This
series comprises three books: Corduroy Mansions (2009), The
Dog Who Came in from the Cold (2010) and A Conspiracy of
Friends (2011). As the three books are all connected, I decided
to talk about the three of them together instead of separately.
The
series concerns a number of people, all of whom live at Corduroy Mansions,
a four-storey building in Pimlico, London. There is also a dog,
Freddie de la Hay. Freddie is a pimlico terrier, which is suitable
given the location of Corduroy Mansions.
The
characters – William and his grown-up son, Eddie, in the top flat;
Dee, Jo and Jenny on the first floor, and Mr Wickramsinghe, the
unobtrusive accountant, on the ground floor – are all connected, to
some degree, with each other but also with other people outside
Corduroy Manisons. As the series evolves, all these other people
become drawn together through a number of different situations, many of them
overlapping.
As
with all of Alexander McCall Smith's novels, there is a delightful
sense of humour at play here, which makes the books a delight to
read. Members of Parliament, MI5 (or is it 6?), new-age followers,
fraudsters, eccentric Porsche drivers, people who want to be in love
and those who want to be out of love… a delightful mixture of, at
times unbelievable, situations.

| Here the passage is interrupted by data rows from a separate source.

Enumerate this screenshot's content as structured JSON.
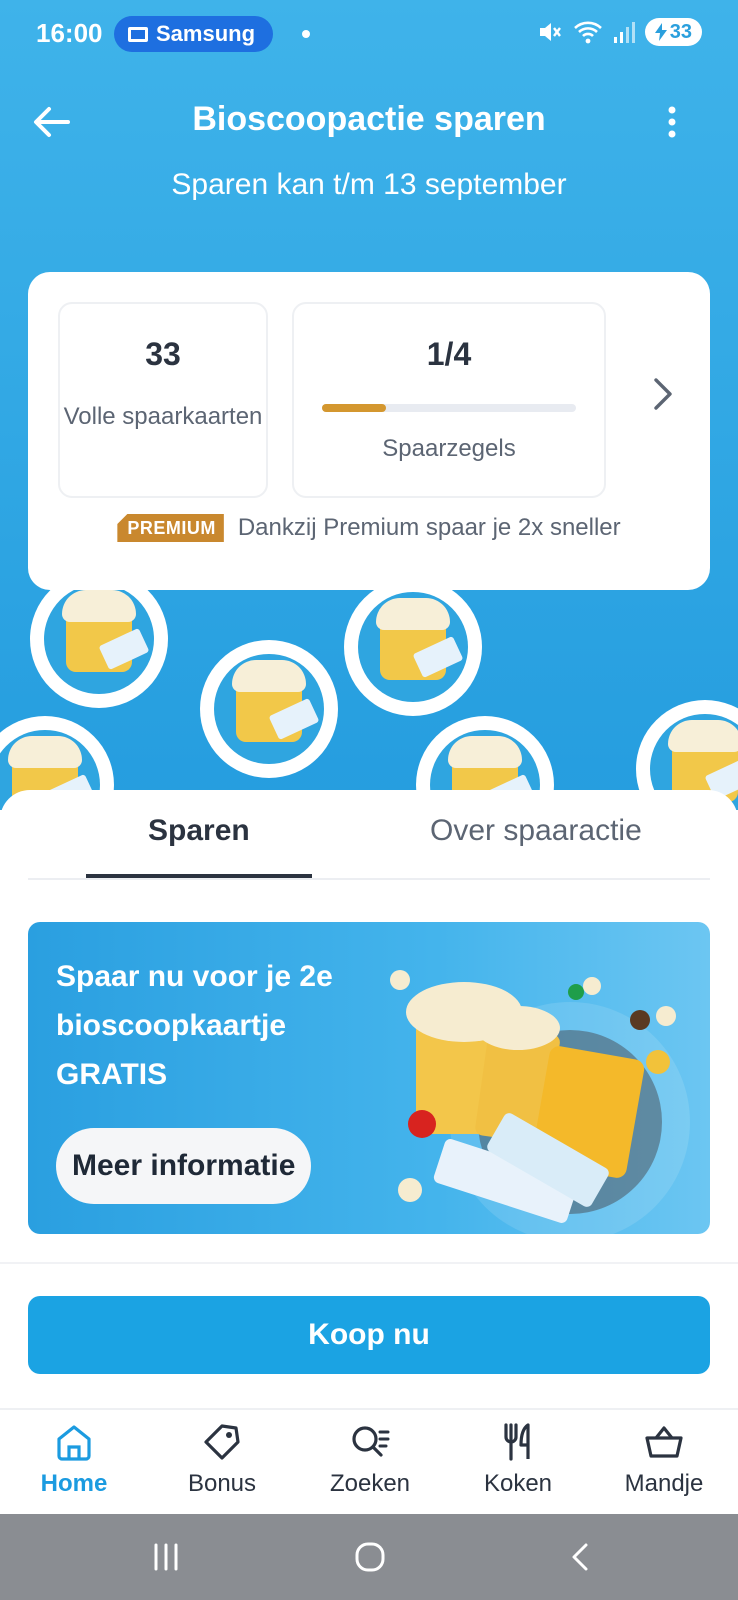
{
  "status_bar": {
    "time": "16:00",
    "cast_label": "Samsung",
    "battery": "33"
  },
  "header": {
    "title": "Bioscoopactie sparen",
    "subtitle": "Sparen kan t/m 13 september"
  },
  "progress_card": {
    "full_cards_value": "33",
    "full_cards_label": "Volle spaarkaarten",
    "stamps_value": "1/4",
    "stamps_progress": 0.25,
    "stamps_label": "Spaarzegels",
    "premium_badge": "PREMIUM",
    "premium_text": "Dankzij Premium spaar je 2x sneller"
  },
  "tokens": {
    "label": "Bioscoopzegel"
  },
  "tabs": [
    {
      "label": "Sparen",
      "active": true
    },
    {
      "label": "Over spaaractie",
      "active": false
    }
  ],
  "promo": {
    "text": "Spaar nu voor je 2e bioscoopkaartje GRATIS",
    "button_label": "Meer informatie"
  },
  "buy_button": {
    "label": "Koop nu"
  },
  "bottom_nav": [
    {
      "label": "Home",
      "icon": "home-icon",
      "active": true
    },
    {
      "label": "Bonus",
      "icon": "tag-icon",
      "active": false
    },
    {
      "label": "Zoeken",
      "icon": "search-icon",
      "active": false
    },
    {
      "label": "Koken",
      "icon": "cutlery-icon",
      "active": false
    },
    {
      "label": "Mandje",
      "icon": "basket-icon",
      "active": false
    }
  ],
  "colors": {
    "brand_blue": "#1ba3e3",
    "hero_blue": "#2fa6e3",
    "premium_gold": "#c9882e",
    "progress_fill": "#d4972f"
  }
}
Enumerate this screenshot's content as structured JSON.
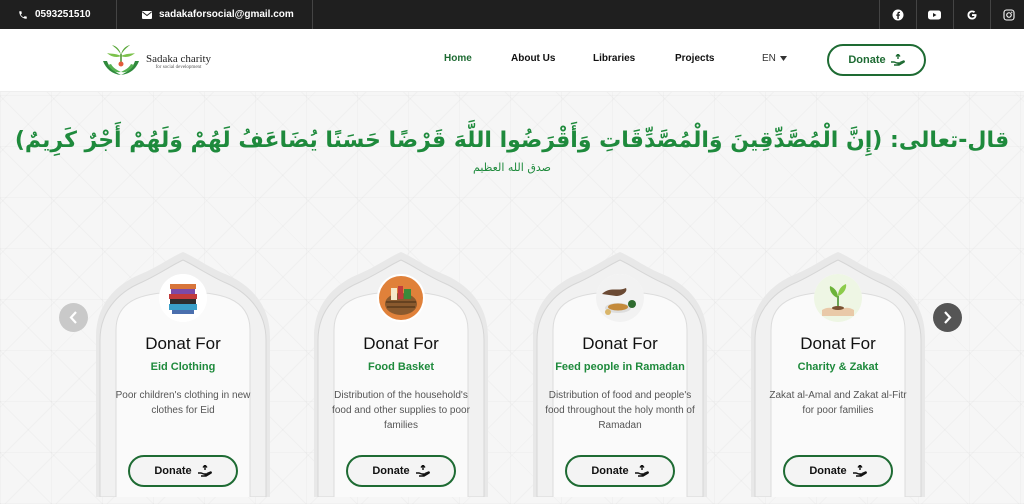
{
  "topbar": {
    "phone": "0593251510",
    "email": "sadakaforsocial@gmail.com",
    "social": [
      "facebook-icon",
      "youtube-icon",
      "google-icon",
      "instagram-icon"
    ]
  },
  "brand": {
    "name": "Sadaka charity",
    "tagline": "for social development"
  },
  "nav": {
    "items": [
      {
        "label": "Home",
        "active": true
      },
      {
        "label": "About Us",
        "active": false
      },
      {
        "label": "Libraries",
        "active": false
      },
      {
        "label": "Projects",
        "active": false
      }
    ],
    "language": "EN",
    "donate_label": "Donate"
  },
  "hero": {
    "verse": "قال-تعالى: (إِنَّ الْمُصَّدِّقِينَ وَالْمُصَّدِّقَاتِ وَأَقْرَضُوا اللَّهَ قَرْضًا حَسَنًا يُضَاعَفُ لَهُمْ وَلَهُمْ أَجْرٌ كَرِيمٌ)",
    "verse_source": "صدق الله العظيم"
  },
  "cards": [
    {
      "title": "Donat For",
      "subtitle": "Eid Clothing",
      "description": "Poor children's clothing in new clothes for Eid",
      "button": "Donate",
      "image": "clothing-image"
    },
    {
      "title": "Donat For",
      "subtitle": "Food Basket",
      "description": "Distribution of the household's food and other supplies to poor families",
      "button": "Donate",
      "image": "food-basket-image"
    },
    {
      "title": "Donat For",
      "subtitle": "Feed people in Ramadan",
      "description": "Distribution of food and people's food throughout the holy month of Ramadan",
      "button": "Donate",
      "image": "ramadan-food-image"
    },
    {
      "title": "Donat For",
      "subtitle": "Charity & Zakat",
      "description": "Zakat al-Amal and Zakat al-Fitr for poor families",
      "button": "Donate",
      "image": "charity-plant-image"
    }
  ],
  "colors": {
    "primary": "#1e6b33",
    "accent": "#1e8a3c",
    "topbar": "#1f1f1f"
  }
}
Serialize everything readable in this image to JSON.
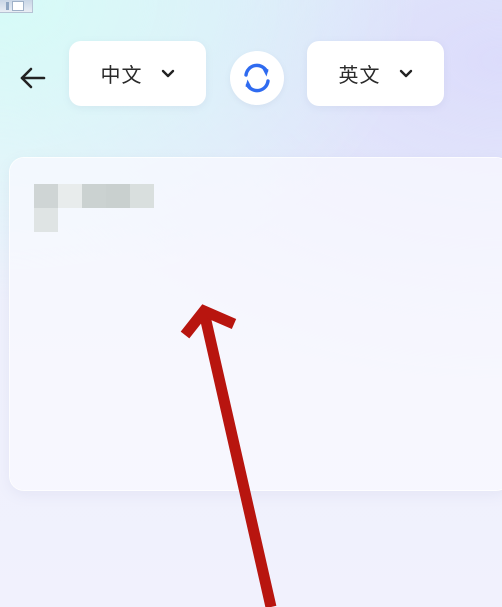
{
  "header": {
    "back_icon": "arrow-left-icon",
    "source_language": {
      "label": "中文",
      "icon": "chevron-down-icon"
    },
    "swap_icon": "swap-refresh-icon",
    "target_language": {
      "label": "英文",
      "icon": "chevron-down-icon"
    }
  },
  "input_card": {
    "text": "",
    "redacted": true
  },
  "annotation": {
    "type": "arrow",
    "color": "#b8150f"
  },
  "colors": {
    "swap_icon": "#2f6bf0",
    "text": "#2a2a2a",
    "card": "#fafaff",
    "arrow": "#b8150f"
  }
}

Extremely well-written, the three
books do not necessarily expound on life's deeper philosophical
intricacies (beyond the boundaries of humour) and are ideal as light
reading.
Books like Corduroy Mansions are occasionally important, if
only to put life and all its problems into another, lighter,
perspective.
I
definitely recommend all three books; you will not be disappointed.